To install all the dependencies, you can run: pip install -r requirements.txt
To crawl any website, you can run: python main.py url
To run the tests and coverage: python -m unittest discover coverage run -m unittest discover coverage report -m
The design of this app: This web crawler is a mini app. When you provide a small entry URL, the crawler will print all the URLs on the same domain, as well as all the links found on the pages.

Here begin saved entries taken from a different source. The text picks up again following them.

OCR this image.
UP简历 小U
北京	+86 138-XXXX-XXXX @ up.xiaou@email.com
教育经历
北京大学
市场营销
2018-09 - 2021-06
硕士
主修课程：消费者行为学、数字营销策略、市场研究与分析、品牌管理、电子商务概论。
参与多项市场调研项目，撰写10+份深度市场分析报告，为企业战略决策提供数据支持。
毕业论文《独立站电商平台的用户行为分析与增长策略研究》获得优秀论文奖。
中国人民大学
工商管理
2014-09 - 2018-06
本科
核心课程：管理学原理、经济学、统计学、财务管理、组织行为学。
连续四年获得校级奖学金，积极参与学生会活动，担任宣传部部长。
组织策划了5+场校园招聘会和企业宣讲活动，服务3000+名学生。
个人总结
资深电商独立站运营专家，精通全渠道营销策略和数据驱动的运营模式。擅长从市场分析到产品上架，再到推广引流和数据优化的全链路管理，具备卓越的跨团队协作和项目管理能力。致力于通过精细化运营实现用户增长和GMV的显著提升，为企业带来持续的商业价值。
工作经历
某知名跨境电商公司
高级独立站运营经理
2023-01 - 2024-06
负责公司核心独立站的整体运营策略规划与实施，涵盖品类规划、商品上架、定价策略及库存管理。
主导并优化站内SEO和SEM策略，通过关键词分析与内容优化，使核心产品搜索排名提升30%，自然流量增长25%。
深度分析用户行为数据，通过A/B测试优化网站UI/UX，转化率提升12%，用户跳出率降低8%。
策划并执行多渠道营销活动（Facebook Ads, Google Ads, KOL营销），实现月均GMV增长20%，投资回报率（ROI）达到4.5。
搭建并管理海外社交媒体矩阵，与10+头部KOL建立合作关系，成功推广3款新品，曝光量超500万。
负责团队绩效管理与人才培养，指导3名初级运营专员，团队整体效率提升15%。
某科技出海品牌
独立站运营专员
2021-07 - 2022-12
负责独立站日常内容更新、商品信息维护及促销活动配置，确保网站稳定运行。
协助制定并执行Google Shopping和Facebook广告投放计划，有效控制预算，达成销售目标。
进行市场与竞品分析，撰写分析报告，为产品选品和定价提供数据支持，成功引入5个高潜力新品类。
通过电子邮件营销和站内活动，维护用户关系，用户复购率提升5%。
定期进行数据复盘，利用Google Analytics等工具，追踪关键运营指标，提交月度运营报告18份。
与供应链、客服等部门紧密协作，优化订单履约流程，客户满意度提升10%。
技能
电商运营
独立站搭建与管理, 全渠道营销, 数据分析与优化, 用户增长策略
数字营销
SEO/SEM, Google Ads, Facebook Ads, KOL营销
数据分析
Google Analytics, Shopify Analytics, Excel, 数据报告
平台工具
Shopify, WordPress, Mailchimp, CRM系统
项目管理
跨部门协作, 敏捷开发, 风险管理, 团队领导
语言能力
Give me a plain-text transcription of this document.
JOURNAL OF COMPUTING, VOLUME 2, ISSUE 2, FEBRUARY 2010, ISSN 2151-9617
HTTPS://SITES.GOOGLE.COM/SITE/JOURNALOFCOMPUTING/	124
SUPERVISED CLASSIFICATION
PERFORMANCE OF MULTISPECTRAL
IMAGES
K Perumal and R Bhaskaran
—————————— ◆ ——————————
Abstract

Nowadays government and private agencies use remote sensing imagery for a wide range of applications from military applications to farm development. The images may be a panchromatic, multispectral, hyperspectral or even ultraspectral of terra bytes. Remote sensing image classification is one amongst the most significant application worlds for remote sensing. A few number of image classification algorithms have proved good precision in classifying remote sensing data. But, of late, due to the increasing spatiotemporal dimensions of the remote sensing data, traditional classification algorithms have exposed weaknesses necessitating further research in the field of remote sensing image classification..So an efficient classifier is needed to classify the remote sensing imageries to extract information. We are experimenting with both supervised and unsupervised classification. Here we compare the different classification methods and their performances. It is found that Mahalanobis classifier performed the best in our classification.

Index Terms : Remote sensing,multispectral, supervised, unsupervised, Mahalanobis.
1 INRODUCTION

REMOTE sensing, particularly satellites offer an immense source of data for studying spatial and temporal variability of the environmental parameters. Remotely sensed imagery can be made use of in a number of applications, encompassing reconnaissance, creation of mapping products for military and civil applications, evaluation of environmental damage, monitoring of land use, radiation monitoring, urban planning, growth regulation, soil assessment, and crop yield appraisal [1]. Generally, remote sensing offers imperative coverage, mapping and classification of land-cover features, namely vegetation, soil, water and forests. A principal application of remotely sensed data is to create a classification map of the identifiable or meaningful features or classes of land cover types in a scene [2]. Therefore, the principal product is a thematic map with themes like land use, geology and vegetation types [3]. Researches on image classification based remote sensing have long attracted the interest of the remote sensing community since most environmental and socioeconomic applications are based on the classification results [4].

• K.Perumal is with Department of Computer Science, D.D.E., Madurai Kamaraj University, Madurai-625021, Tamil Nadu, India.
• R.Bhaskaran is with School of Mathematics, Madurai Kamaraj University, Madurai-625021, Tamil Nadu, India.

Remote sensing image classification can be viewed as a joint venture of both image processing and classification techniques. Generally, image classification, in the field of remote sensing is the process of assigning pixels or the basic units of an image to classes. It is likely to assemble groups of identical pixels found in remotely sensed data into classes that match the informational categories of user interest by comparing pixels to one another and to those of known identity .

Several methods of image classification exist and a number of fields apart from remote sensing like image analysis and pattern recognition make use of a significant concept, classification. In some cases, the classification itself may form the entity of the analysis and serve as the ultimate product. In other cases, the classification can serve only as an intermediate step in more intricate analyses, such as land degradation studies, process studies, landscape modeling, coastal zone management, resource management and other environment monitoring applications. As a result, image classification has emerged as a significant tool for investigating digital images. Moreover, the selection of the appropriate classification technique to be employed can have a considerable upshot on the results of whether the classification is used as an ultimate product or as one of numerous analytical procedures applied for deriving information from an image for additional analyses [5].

This crawler will have two main storage components. -One is called "urls_queue," where we will put the entry URL and all the validated URLs. Every time we take a URL from the queue, we fetch the HTML content, parse it, extract the URLs from the content, validate them, and put the validated URLs into the urls_queue. -The other storage component is "visited_urls." Every time we extract a URL from urls_queue, we will add this URL to the visited_urls set. We do this because there might be a cycle, for example, we visit "a," get "b," then we visit "b" and get "a" again.
Some key points:
Concurrency: The WebCrawler uses multiprocessing to achieve concurrency. Without multithreading, one thread needs to wait a long time (around one second on my local machine) to get a response. Multithreading can save waiting time for responses, allowing the CPU to execute other threads. Multithreading makes the app much more efficient.
Testing: The unit tests cover 76% of the code, except lines 75-77, 81-84 in main.py (which is the args part; I don't think we need to test it :|).
Retry logic: For the requirements, I chose a strategy of retrying three times to visit a website. I chose this strategy because I don't think it's really necessary to save the URL and revisit it in the future in this case.